スティーブン・R・コヴィーは、「第8の習慣」の中で次のように言っている。
主体的に率先して動こうとしない態度が蔓延すると、上司のコントロール思考はますます強くなり、細かいことまでいちいち指示し、命令するようになる。部下を動かすにはそうするしかないと思い込んでしまうのだ。このサイクルはたちまち共依存の関係にエスカレートする。お互いの弱みがお互いの態度をますます強固にし、ついには正当化することになる。上司が部下をコントロールすればするほど、部下は指示された行動しかとらなくなり、そして上司はますますマネジメントの度を強める。

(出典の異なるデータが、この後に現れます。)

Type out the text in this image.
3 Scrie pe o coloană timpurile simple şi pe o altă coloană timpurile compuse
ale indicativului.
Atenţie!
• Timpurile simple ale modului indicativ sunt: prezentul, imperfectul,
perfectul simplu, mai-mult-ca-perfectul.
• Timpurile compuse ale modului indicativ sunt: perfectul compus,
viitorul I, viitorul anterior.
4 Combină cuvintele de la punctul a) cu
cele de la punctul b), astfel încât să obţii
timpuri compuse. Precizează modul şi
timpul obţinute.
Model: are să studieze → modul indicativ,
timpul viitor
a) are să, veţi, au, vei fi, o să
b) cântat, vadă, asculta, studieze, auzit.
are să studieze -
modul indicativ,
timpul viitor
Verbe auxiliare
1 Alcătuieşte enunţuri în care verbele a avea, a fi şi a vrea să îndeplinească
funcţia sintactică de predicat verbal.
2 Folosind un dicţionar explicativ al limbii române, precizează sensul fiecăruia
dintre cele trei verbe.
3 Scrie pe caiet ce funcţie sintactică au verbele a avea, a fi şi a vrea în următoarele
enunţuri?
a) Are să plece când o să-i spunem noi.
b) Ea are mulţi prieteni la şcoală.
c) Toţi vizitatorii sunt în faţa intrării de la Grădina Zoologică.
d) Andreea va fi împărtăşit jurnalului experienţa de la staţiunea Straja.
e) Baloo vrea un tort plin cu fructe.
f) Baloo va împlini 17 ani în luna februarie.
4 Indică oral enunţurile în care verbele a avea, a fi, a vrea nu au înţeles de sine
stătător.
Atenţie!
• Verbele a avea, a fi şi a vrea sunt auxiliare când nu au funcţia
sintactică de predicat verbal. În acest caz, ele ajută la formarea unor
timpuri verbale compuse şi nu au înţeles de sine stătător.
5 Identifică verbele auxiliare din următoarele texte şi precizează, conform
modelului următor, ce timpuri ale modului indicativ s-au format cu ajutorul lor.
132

たしかに、早く会社のやり方に馴染んでほしいと思い、彼に「会社の慣習」を押しつけ過ぎていた。
仕事のやり方を決める自由も、どういうキャリアを描くのかという自由も、彼に与えられていなかったと思う。
そして、周囲の期待が大きかった分だけ、結果を出せるようにと上司である私自身がプレッシャーを感じていたのかもしれない。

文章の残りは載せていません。